Another example is to ask Manus to study the arbitrage possibilities of PolyMarket. Although I do have a little expectation and want to get an investment guide that will make no losses. Don’t laugh, Manus has done his homework conscientiously and listed four arbitrage opportunities. As long as I see eligible projects appearing in PolyMarket, I can bet according to the rules without thinking.
Judging from the playback, Manus starts from the most basic information every time. First, he understands what PolyMarket is, then analyzes the gameplay of predicting the market, and then builds a risk strategy based on the platform rules. He has a standard intern style, hard work and hard work, and is practical and durable.
By the way, the design of playback is also one of Manus ‘highlights in my opinion. It is a bit like the choice of an inference model exposing the thought chain. Many times, the AI’s thinking process is more inspiring than the supply of answers. Every task of Manus has a playback function and can be shared. The means it demonstrates on the way to solving problems can be completely called another form of intelligent asset and can act as a human teacher.
So then again, I evaluate Manus as the DeepSeek moment in the AI Agent industry. A patch needs to be made here. It’s the DeepSeek-V2 moment. In May 2024, the DeepSeek open source V2 version of the model. This was the first time it was released from the circle because the price was very cheap, but because the model itself was average, many people just thought that DeepSeek was coming to fight a price war. They were surprised but didn’t pay attention to it, and the popularity did not last long.
It was not until the continuous release of DeepSeek-V3 and R1 that everyone realized that things were completely different. The cost logic of the entire large model market was subverted overnight.
At first, no one cared about this disaster. It was just a mountain fire, a drought, the extinction of a species, and the disappearance of a city, until this disaster was closely related to everyone.” mdash;”Wandering Earth”
I mean, the development of AI technology is continuous, and on this ups and downs curve, the signal strength of each time determines the depth of breakthrough in the future. Just like DeepSeek would not have V3 without V2, let alone R1. My view on Manus has not changed. At the historical turning point of bringing AI Agent services from professional scenarios to universal scenarios, it is the founding brand that established the foundation.
From the perspective of use cases, as an AI Agent, it is very powerful in functionality and has a high degree of proficiency in dismantling tasks. The observation feeling of CoA (agent chain) is very similar to that of CoT (thought chain), and it can “see” AI in multiple scenarios.
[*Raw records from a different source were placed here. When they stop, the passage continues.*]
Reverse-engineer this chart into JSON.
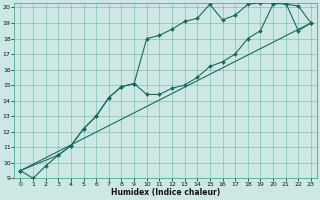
{
  "xlabel": "Humidex (Indice chaleur)",
  "bg_color": "#cde8e4",
  "grid_color": "#4aaa99",
  "line_color": "#1a6b5a",
  "xlim": [
    -0.5,
    23.5
  ],
  "ylim": [
    9,
    20.3
  ],
  "xticks": [
    0,
    1,
    2,
    3,
    4,
    5,
    6,
    7,
    8,
    9,
    10,
    11,
    12,
    13,
    14,
    15,
    16,
    17,
    18,
    19,
    20,
    21,
    22,
    23
  ],
  "yticks": [
    9,
    10,
    11,
    12,
    13,
    14,
    15,
    16,
    17,
    18,
    19,
    20
  ],
  "line1_x": [
    0,
    1,
    2,
    3,
    4,
    5,
    6,
    7,
    8,
    9,
    10,
    11,
    12,
    13,
    14,
    15,
    16,
    17,
    18,
    19,
    20,
    21,
    22,
    23
  ],
  "line1_y": [
    9.5,
    9.0,
    9.8,
    10.5,
    11.1,
    12.2,
    13.0,
    14.2,
    14.9,
    15.1,
    18.0,
    18.2,
    18.6,
    19.1,
    19.3,
    20.2,
    19.2,
    19.5,
    20.2,
    20.3,
    20.3,
    20.2,
    20.1,
    19.0
  ],
  "line2_x": [
    0,
    3,
    4,
    5,
    6,
    7,
    8,
    9,
    10,
    11,
    12,
    13,
    14,
    15,
    16,
    17,
    18,
    19,
    20,
    21,
    22,
    23
  ],
  "line2_y": [
    9.5,
    10.5,
    11.1,
    12.2,
    13.0,
    14.2,
    14.9,
    15.1,
    14.4,
    14.4,
    14.8,
    15.0,
    15.5,
    16.2,
    16.5,
    17.0,
    18.0,
    18.5,
    20.2,
    20.3,
    18.5,
    19.0
  ],
  "line3_x": [
    0,
    23
  ],
  "line3_y": [
    9.5,
    19.0
  ]
}
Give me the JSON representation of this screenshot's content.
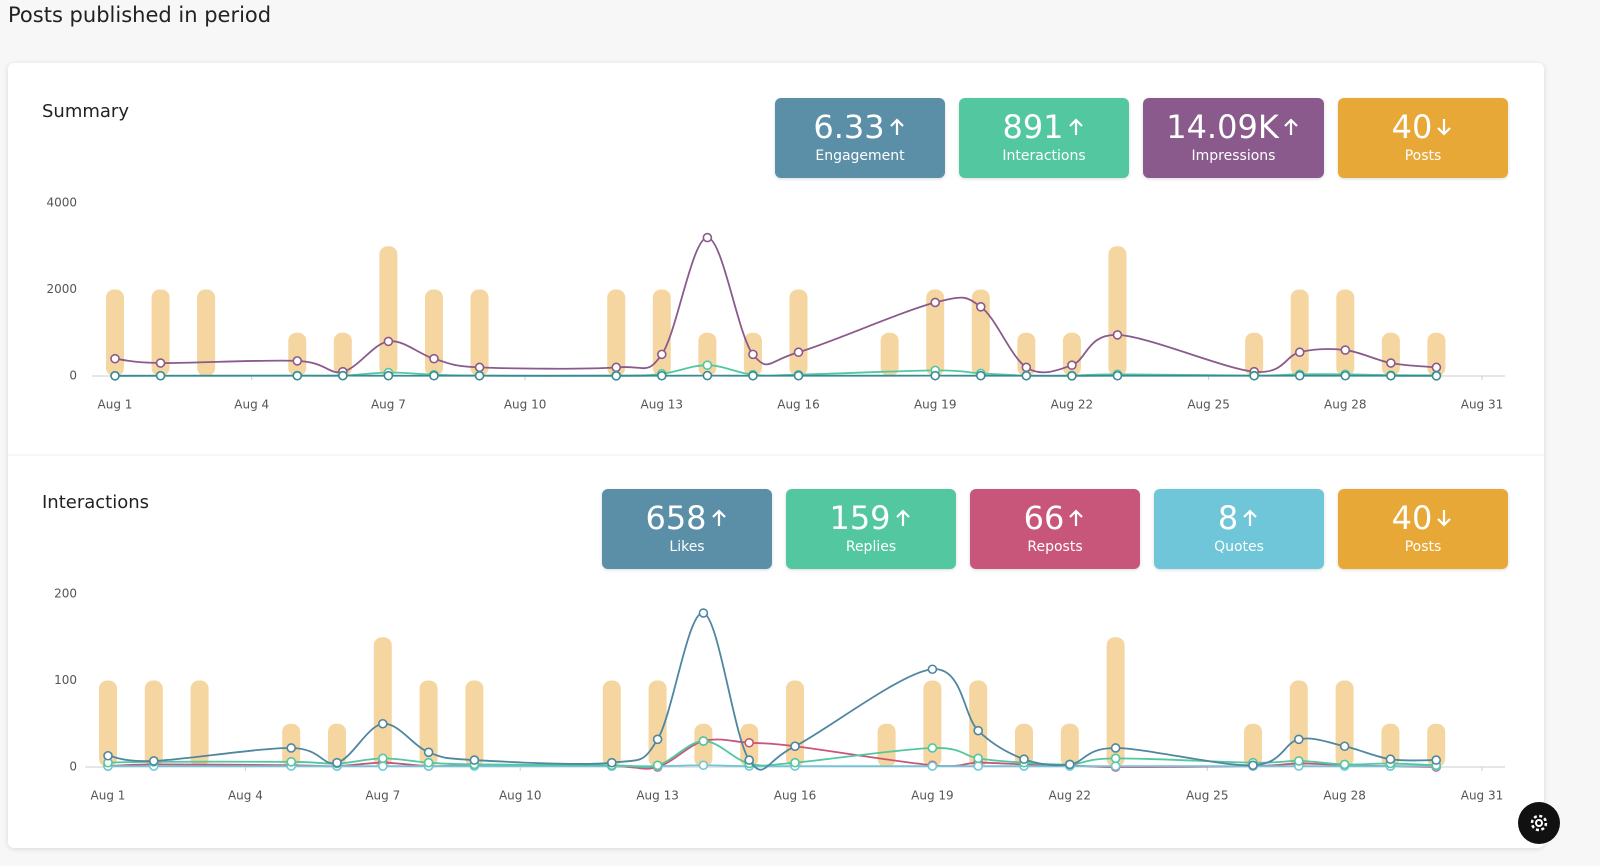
{
  "title": "Posts published in period",
  "chart_data": [
    {
      "type": "combo",
      "title": "Summary",
      "stats": [
        {
          "value": "6.33",
          "label": "Engagement",
          "trend": "up",
          "color": "#5b8fa8"
        },
        {
          "value": "891",
          "label": "Interactions",
          "trend": "up",
          "color": "#52c7a0"
        },
        {
          "value": "14.09K",
          "label": "Impressions",
          "trend": "up",
          "color": "#8a5a8c"
        },
        {
          "value": "40",
          "label": "Posts",
          "trend": "down",
          "color": "#e8a838"
        }
      ],
      "x": [
        1,
        2,
        5,
        6,
        7,
        8,
        9,
        12,
        13,
        14,
        15,
        16,
        19,
        20,
        21,
        22,
        23,
        26,
        27,
        28,
        29,
        30
      ],
      "xlim": [
        1,
        31
      ],
      "xticks": [
        {
          "value": 1,
          "label": "Aug 1"
        },
        {
          "value": 4,
          "label": "Aug 4"
        },
        {
          "value": 7,
          "label": "Aug 7"
        },
        {
          "value": 10,
          "label": "Aug 10"
        },
        {
          "value": 13,
          "label": "Aug 13"
        },
        {
          "value": 16,
          "label": "Aug 16"
        },
        {
          "value": 19,
          "label": "Aug 19"
        },
        {
          "value": 22,
          "label": "Aug 22"
        },
        {
          "value": 25,
          "label": "Aug 25"
        },
        {
          "value": 28,
          "label": "Aug 28"
        },
        {
          "value": 31,
          "label": "Aug 31"
        }
      ],
      "ylim": [
        0,
        4000
      ],
      "yticks": [
        0,
        2000,
        4000
      ],
      "y2lim": [
        0,
        4
      ],
      "grid": false,
      "series": [
        {
          "type": "bar",
          "axis": "y2",
          "color": "#f5d5a0",
          "x": [
            1,
            2,
            3,
            5,
            6,
            7,
            8,
            9,
            12,
            13,
            14,
            15,
            16,
            18,
            19,
            20,
            21,
            22,
            23,
            26,
            27,
            28,
            29,
            30
          ],
          "values": [
            2,
            2,
            2,
            1,
            1,
            3,
            2,
            2,
            2,
            2,
            1,
            1,
            2,
            1,
            2,
            2,
            1,
            1,
            3,
            1,
            2,
            2,
            1,
            1
          ]
        },
        {
          "type": "line",
          "color": "#8a5a8c",
          "values": [
            400,
            300,
            350,
            100,
            800,
            400,
            200,
            200,
            500,
            3200,
            500,
            550,
            1700,
            1600,
            200,
            250,
            950,
            100,
            550,
            600,
            300,
            200
          ]
        },
        {
          "type": "line",
          "color": "#52c7a0",
          "values": [
            5,
            5,
            10,
            10,
            80,
            30,
            10,
            10,
            50,
            250,
            30,
            30,
            130,
            60,
            10,
            10,
            40,
            10,
            40,
            40,
            20,
            15
          ]
        },
        {
          "type": "line",
          "color": "#3a8a96",
          "values": [
            4,
            6,
            5,
            8,
            7,
            6,
            5,
            4,
            6,
            9,
            5,
            6,
            8,
            7,
            5,
            4,
            6,
            5,
            7,
            6,
            5,
            4
          ]
        }
      ]
    },
    {
      "type": "combo",
      "title": "Interactions",
      "stats": [
        {
          "value": "658",
          "label": "Likes",
          "trend": "up",
          "color": "#5b8fa8"
        },
        {
          "value": "159",
          "label": "Replies",
          "trend": "up",
          "color": "#52c7a0"
        },
        {
          "value": "66",
          "label": "Reposts",
          "trend": "up",
          "color": "#c8567a"
        },
        {
          "value": "8",
          "label": "Quotes",
          "trend": "up",
          "color": "#6ec6d8"
        },
        {
          "value": "40",
          "label": "Posts",
          "trend": "down",
          "color": "#e8a838"
        }
      ],
      "x": [
        1,
        2,
        5,
        6,
        7,
        8,
        9,
        12,
        13,
        14,
        15,
        16,
        19,
        20,
        21,
        22,
        23,
        26,
        27,
        28,
        29,
        30
      ],
      "xlim": [
        1,
        31
      ],
      "xticks": [
        {
          "value": 1,
          "label": "Aug 1"
        },
        {
          "value": 4,
          "label": "Aug 4"
        },
        {
          "value": 7,
          "label": "Aug 7"
        },
        {
          "value": 10,
          "label": "Aug 10"
        },
        {
          "value": 13,
          "label": "Aug 13"
        },
        {
          "value": 16,
          "label": "Aug 16"
        },
        {
          "value": 19,
          "label": "Aug 19"
        },
        {
          "value": 22,
          "label": "Aug 22"
        },
        {
          "value": 25,
          "label": "Aug 25"
        },
        {
          "value": 28,
          "label": "Aug 28"
        },
        {
          "value": 31,
          "label": "Aug 31"
        }
      ],
      "ylim": [
        0,
        200
      ],
      "yticks": [
        0,
        100,
        200
      ],
      "y2lim": [
        0,
        4
      ],
      "grid": false,
      "series": [
        {
          "type": "bar",
          "axis": "y2",
          "color": "#f5d5a0",
          "x": [
            1,
            2,
            3,
            5,
            6,
            7,
            8,
            9,
            12,
            13,
            14,
            15,
            16,
            18,
            19,
            20,
            21,
            22,
            23,
            26,
            27,
            28,
            29,
            30
          ],
          "values": [
            2,
            2,
            2,
            1,
            1,
            3,
            2,
            2,
            2,
            2,
            1,
            1,
            2,
            1,
            2,
            2,
            1,
            1,
            3,
            1,
            2,
            2,
            1,
            1
          ]
        },
        {
          "type": "line",
          "color": "#c8567a",
          "values": [
            1,
            3,
            2,
            1,
            5,
            1,
            2,
            1,
            0,
            30,
            28,
            24,
            2,
            5,
            3,
            2,
            0,
            1,
            4,
            2,
            1,
            0
          ]
        },
        {
          "type": "line",
          "color": "#6ec6d8",
          "values": [
            1,
            1,
            1,
            1,
            1,
            1,
            1,
            1,
            1,
            2,
            1,
            1,
            1,
            1,
            1,
            1,
            1,
            1,
            1,
            1,
            1,
            1
          ]
        },
        {
          "type": "line",
          "color": "#52c7a0",
          "values": [
            5,
            6,
            6,
            4,
            10,
            5,
            3,
            2,
            2,
            30,
            4,
            5,
            22,
            10,
            5,
            3,
            10,
            5,
            7,
            3,
            4,
            2
          ]
        },
        {
          "type": "line",
          "color": "#4f86a0",
          "values": [
            13,
            7,
            22,
            5,
            50,
            17,
            8,
            5,
            32,
            178,
            8,
            24,
            113,
            42,
            9,
            3,
            22,
            2,
            32,
            24,
            9,
            8
          ]
        }
      ]
    }
  ]
}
Evaluate and seek optimal solutions.
In theory, there should be a large number of CoAs built in to undertake the undertaking. Inference models such as DeepSeek must digest enough CoTs in advance before they can be introduced to the mass market, covering mainstream needs as much as possible. You can see it from the Use Case on the official website.
It is not allowed to reproduce at will without authorization, and the Blue Whale reserves the right to pursue corresponding responsibilities.